On 22.08.2011 20:31, Daniel P. Berrange wrote:
On Mon, Aug 22, 2011 at 05:33:12PM +0100, Daniel P. Berrange wrote:
> On Mon, Aug 22, 2011 at 09:29:56AM -0600, Eric Blake wrote:
>> On 08/22/2011 09:21 AM, Daniel P. Berrange wrote:
>>> If we had a separate API for sending 'quit' on the monitor, then the
>>> mgmt app can decide how long to wait for the graceful shutdown of QEMU
>>> before resorting to the hard virDomainDestroy command. If the app knows
>>> that there is high I/O load, then it might want to wait for 'quit'
to
>>> complete longer than normal to allow enough time for I/O flush.
>>
>> Indeed - that is exactly what I was envisioning with a
>> virDomainShutdownFlags() call with a flag to request to use the quit
>> monitor command instead of the default ACPI injection. The
>> virDomainShutdownFlags() would have no timeout (it blocks until
>> successful, or returns failure with no 'quit' command attempted),
>> and the caller can inject their own unconditional virDomainDestroy()
>> at whatever timeout they think is appropriate.
>
> The virDomainShutdown API is really about guest initiated graceful
> shutdown. Sending the 'quit' command to QEMU is still *ungraceful*
> as far as the guest OS is concerned, so I think it is best not to
> leverage the Shutdown API for 'quit'.
>
> I think this probably calls for a virDomainQuit API.

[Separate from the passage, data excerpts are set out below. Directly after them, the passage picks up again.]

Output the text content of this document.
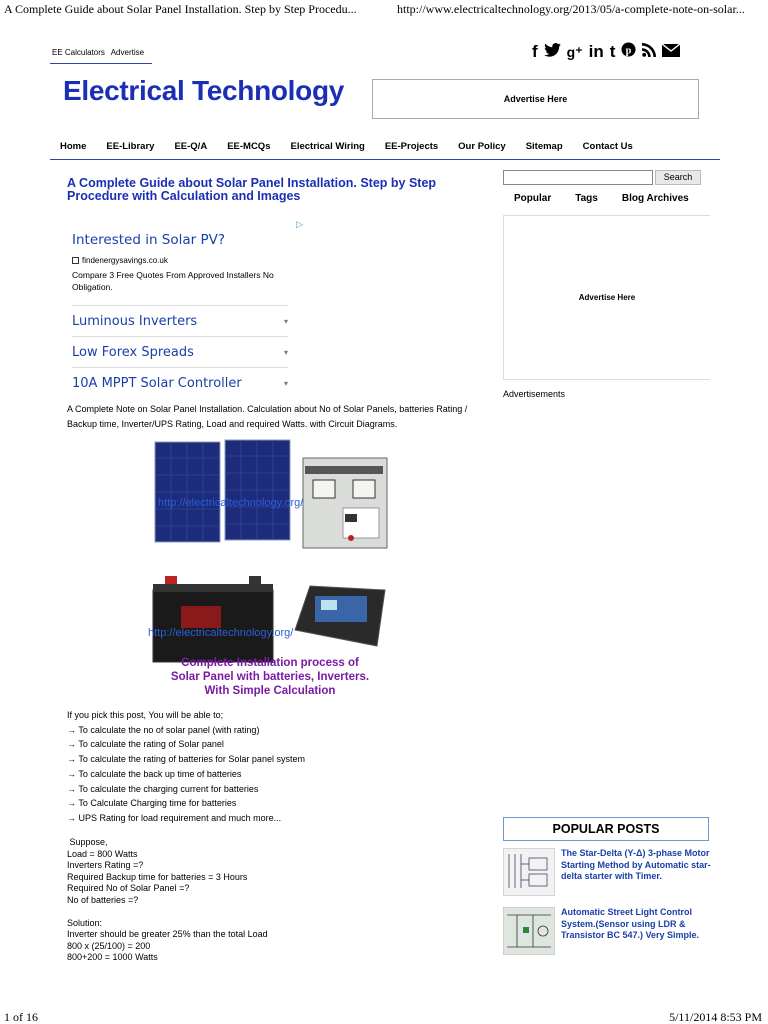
A Complete Guide about Solar Panel Installation. Step by Step Procedu...	http://www.electricaltechnology.org/2013/05/a-complete-note-on-solar...
EE Calculators Advertise	f g⁺ in t p
Electrical Technology	Advertise Here
Home	EE-Library	EE-Q/A	EE-MCQs	Electrical Wiring	EE-Projects	Our Policy	Sitemap	Contact Us
A Complete Guide about Solar Panel Installation. Step by Step Procedure with Calculation and Images
▷
Interested in Solar PV?
findenergysavings.co.uk
Compare 3 Free Quotes From Approved Installers No Obligation.
Luminous Inverters	▾
Low Forex Spreads	▾
10A MPPT Solar Controller	▾
A Complete Note on Solar Panel Installation. Calculation about No of Solar Panels, batteries Rating / Backup time, Inverter/UPS Rating, Load and required Watts. with Circuit Diagrams.
http://electricaltechnology.org/
http://electricaltechnology.org/
Complete Installation process of
Solar Panel with batteries, Inverters.
With Simple Calculation
If you pick this post, You will be able to;
→ To calculate the no of solar panel (with rating)
→ To calculate the rating of Solar panel
→ To calculate the rating of batteries for Solar panel system
→ To calculate the back up time of batteries
→ To calculate the charging current for batteries
→ To Calculate Charging time for batteries
→ UPS Rating for load requirement and much more...
Suppose,
Load = 800 Watts
Inverters Rating =?
Required Backup time for batteries = 3 Hours
Required No of Solar Panel =?
No of batteries =?
Solution:
Inverter should be greater 25% than the total Load
800 x (25/100) = 200
800+200 = 1000 Watts
Search
Popular Tags Blog Archives
Advertise Here
Advertisements
POPULAR POSTS
The Star-Delta (Y-Δ) 3-phase Motor Starting Method by Automatic star-delta starter with Timer.
Automatic Street Light Control System.(Sensor using LDR & Transistor BC 547.) Very Simple.
1 of 16	5/11/2014 8:53 PM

Actually this entire thread is on the wrong path.
Both the monitor 'quit' command and 'SIGTERM' in QEMU do exactly the
same thing. A immediate stop of the guest, but with a graceful shutdown
of the QEMU process[1].
In theory there is a difference that sending a signal is asynchronous
and 'quit' is a synchronous command, but in practice this is not
relevant, since while executio nof the 'quit' command is synchronous,
this command only makes the *request* to exit. QEMU won't actually
exit until the event loop processes the request later.
There is thus no point in us even bothering with sending 'quit' to
the QEMU monitor.
The virDomainDestroy method calls qemuProcessKill which sends SIGTERM,
waits a short while, then sends SIGKILL. It then calls qemuProcessStop
to reap the process. This also happens to call qemuProcessKill again
with SIGTERM, then SIGKILL.
We need to make this more controllable by apps, by making it possible
to send just the SIGTERM and not the SIGKILL. Then we can add a new
flag to virDomainDestroy to request this SIGTERM only behaviour. If
the guest does not actually die, the mgmt app can then just reinvoke
virDomainDestroy without the flag, to get the full SIGTERM+SIGKILL
behaviour we have today.
Sending signal to qemu process is just a part of domain destroying. What
about cleanup code (emitting event, audit log, removing transient
domain, ...)? Can I rely on monitor EOF handling code? What should be
the return value for this case when only SIGTERM is sent?
So there's no need for the QEMU monitor to be involved anywhere in
this.
Regards,
Daniel
[1] The SIGTERM handler and 'quit' command handler both end up just
calling qemu_system_shutdown_request().